3° Reggimento Bersaglieri

Maiora Viribus Audere

Comandante

Colonnello Alessandro Latino

Sede

Capo Teulada (Cagliari)

3° Reggimento Bersaglieri

Cenni Storici

Il 3° Reggimento Bersaglieri origina dal Comando dei Bersaglieri del 3° Corpo d'Armata, istituito con Regio Decreto del 24 gennaio 1861. Dal 31 dicembre dello stesso anno assume la denominazione di 3° Reggimento Bersaglieri, incominciando con compiti esclusivamente amministrativi e disciplinari.

A partire dal 1° gennaio 1871, l'unità acquisisce pienamente il suo ruolo operativo, ordinandosi su quattro battaglioni storici: il XVIII, il XX, il XXV e il XXXVIII. Nel 1910 si aggiunge anche il III Battaglione ciclisti, che rimarrà in forza fino al novembre 1919.

Nel luglio 1924 il reggimento subisce una trasformazione significativa, convertendosi completamente in unità di ciclisti specializzati, configurazione che mantiene fino al 1936. Con il sopraggiungere del 1939, viene inquadrato nella celebre Divisione Celere "Principe Amedeo Duca d'Aosta", con la quale partecipa attivamente al Secondo Conflitto Mondiale.

Dopo il rientro dal Fronte Russo, il reggimento si trasferisce in Emilia per ricostituirsi, ma subisce lo scioglimento a seguito dell'armistizio dell'8 settembre 1943. Viene ricostituito il 1° luglio 1946, incorporando anche il Battaglione "Goito" che si era distinto nella Guerra di Liberazione.

Nel 1975 viene disciolto nuovamente, con il XVIII Battaglione che continua l'eredità come 18° Battaglione Bersaglieri "Poggio Scanno" nella 3ª Brigata meccanizzata.
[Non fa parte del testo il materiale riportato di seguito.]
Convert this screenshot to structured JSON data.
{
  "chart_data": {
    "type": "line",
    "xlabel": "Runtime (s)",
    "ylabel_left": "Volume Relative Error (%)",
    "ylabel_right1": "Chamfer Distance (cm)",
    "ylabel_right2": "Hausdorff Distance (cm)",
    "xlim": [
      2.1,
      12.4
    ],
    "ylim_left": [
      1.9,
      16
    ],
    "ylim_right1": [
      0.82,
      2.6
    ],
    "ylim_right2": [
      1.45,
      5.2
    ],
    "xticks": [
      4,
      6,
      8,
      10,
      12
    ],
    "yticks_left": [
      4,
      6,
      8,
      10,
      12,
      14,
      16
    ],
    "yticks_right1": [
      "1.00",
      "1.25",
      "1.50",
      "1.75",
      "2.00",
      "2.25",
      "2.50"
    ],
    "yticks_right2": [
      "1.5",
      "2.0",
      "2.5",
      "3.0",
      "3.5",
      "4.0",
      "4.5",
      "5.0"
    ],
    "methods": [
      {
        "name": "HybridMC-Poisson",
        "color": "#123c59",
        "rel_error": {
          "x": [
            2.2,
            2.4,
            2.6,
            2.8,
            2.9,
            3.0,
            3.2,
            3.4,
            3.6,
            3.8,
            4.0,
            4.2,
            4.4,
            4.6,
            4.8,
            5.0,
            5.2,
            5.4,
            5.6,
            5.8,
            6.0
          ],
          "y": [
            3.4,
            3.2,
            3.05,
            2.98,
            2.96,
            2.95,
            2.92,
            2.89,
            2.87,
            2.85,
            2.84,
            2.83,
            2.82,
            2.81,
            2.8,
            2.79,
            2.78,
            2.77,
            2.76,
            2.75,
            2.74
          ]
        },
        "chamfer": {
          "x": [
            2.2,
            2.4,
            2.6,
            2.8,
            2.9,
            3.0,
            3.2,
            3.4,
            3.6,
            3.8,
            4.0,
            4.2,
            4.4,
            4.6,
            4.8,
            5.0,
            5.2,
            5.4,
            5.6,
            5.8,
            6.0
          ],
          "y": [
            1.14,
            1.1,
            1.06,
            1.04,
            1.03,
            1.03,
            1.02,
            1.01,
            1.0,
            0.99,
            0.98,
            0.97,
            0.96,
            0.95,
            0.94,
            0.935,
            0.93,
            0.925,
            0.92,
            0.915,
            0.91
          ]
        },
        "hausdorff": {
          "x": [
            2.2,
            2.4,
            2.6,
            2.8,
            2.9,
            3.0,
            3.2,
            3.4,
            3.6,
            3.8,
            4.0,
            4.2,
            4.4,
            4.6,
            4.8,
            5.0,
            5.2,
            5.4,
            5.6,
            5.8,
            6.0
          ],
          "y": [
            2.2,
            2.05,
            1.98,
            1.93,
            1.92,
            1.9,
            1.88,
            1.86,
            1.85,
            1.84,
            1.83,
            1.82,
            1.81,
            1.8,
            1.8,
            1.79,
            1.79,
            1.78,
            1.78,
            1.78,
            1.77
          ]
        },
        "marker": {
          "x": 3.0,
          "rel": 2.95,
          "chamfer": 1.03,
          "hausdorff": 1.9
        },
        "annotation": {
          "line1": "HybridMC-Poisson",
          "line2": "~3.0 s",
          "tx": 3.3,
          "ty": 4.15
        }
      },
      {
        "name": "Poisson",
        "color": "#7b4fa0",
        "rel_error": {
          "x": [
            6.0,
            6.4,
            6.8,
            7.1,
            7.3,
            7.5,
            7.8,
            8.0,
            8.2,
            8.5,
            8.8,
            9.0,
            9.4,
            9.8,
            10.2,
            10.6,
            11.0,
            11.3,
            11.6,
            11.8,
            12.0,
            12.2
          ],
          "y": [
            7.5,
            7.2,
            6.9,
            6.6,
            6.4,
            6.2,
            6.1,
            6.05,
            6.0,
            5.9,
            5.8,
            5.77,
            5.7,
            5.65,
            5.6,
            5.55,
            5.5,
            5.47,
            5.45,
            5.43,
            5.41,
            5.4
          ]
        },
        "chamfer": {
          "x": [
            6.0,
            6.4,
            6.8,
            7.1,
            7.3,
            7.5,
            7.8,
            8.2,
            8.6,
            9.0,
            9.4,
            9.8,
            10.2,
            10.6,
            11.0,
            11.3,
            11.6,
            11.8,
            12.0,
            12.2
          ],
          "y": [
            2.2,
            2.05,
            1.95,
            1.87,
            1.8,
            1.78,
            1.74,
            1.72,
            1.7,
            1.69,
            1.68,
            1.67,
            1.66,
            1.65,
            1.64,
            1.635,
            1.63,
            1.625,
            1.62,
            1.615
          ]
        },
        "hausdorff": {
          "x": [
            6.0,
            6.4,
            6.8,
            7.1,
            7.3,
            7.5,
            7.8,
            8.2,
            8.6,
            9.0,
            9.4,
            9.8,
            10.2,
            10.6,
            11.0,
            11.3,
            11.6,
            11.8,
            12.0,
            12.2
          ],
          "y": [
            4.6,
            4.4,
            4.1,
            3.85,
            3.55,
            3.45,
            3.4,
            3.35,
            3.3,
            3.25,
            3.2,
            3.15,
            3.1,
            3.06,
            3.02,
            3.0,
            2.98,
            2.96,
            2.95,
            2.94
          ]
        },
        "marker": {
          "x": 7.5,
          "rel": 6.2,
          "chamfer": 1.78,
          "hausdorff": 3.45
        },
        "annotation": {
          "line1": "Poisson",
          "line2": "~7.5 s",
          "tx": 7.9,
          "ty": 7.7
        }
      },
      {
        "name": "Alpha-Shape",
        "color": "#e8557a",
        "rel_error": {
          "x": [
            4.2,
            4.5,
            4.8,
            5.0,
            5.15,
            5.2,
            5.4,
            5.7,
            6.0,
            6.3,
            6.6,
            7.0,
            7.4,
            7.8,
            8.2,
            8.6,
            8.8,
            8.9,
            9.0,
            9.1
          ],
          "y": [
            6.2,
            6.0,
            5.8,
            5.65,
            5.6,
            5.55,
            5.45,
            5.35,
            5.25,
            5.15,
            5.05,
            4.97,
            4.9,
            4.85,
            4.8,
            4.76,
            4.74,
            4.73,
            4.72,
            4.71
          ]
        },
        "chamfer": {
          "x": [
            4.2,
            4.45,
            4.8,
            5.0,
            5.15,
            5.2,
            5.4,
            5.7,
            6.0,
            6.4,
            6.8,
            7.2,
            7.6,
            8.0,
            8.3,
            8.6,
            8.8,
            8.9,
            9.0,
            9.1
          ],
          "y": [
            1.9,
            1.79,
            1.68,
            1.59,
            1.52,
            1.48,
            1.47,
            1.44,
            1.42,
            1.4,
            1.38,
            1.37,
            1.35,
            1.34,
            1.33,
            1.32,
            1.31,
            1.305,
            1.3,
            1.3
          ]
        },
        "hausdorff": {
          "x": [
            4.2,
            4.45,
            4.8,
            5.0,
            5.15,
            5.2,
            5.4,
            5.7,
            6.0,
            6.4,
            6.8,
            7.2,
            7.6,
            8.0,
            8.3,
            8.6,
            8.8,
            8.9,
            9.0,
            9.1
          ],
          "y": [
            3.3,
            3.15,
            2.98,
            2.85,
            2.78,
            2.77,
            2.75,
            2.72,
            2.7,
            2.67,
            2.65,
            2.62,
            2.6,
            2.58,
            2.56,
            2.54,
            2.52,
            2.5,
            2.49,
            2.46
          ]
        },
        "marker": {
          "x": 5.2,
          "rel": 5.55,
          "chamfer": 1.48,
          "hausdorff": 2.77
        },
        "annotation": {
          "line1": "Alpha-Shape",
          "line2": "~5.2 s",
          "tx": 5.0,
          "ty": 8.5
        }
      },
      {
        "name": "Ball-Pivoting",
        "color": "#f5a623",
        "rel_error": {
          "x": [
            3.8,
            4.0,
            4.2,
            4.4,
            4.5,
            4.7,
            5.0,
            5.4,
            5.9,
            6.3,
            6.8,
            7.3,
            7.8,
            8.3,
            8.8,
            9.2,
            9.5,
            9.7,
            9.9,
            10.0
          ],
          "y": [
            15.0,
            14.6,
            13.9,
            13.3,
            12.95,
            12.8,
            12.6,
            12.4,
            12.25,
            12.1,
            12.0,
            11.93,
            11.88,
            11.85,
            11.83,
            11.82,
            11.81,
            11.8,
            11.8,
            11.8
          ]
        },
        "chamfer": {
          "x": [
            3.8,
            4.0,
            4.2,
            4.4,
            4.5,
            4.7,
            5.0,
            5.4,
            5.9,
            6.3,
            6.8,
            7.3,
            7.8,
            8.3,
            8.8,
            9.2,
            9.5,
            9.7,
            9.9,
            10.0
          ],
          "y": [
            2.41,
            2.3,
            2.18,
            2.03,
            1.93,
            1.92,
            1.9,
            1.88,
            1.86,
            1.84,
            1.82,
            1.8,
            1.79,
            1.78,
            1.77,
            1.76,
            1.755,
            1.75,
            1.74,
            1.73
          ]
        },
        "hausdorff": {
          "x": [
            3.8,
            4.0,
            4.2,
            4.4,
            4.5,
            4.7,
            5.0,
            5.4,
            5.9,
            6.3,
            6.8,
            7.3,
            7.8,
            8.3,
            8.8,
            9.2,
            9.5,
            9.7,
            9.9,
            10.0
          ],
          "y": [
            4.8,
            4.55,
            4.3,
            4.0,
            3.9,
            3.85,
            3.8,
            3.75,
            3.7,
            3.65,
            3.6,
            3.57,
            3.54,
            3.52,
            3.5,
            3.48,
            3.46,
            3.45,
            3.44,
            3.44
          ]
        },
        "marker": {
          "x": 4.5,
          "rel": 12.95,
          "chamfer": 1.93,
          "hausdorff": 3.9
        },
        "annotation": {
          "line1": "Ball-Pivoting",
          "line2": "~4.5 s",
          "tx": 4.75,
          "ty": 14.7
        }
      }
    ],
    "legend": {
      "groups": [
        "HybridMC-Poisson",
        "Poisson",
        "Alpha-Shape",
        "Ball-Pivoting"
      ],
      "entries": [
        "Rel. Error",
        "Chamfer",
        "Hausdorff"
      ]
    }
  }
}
Il 29 agosto 1991 il reggimento viene infine ricostituito in forma sperimentale, mantenendo la denominazione di 3° Reggimento Bersaglieri "Goito" dal 1° agosto 1992.

Il 25 novembre 2009 avviene il trasferimento dalla storica sede di Milano al Poligono di Capo Teulada, dove assorbe il battaglione del 1° Reggimento corazzato, segnando così una nuova fase della sua evoluzione storica.

Decorazioni alla Bandiera di Guerra

Principali Riconoscimenti

Il 3° Reggimento Bersaglieri rappresenta un capitolo glorioso della storia militare italiana, testimone di virtù guerriere coltivate attraverso campagne in Europa, Africa e teatri operativi internazionali, mantenendo sempre vivi gli ideali di coraggio e dedizione.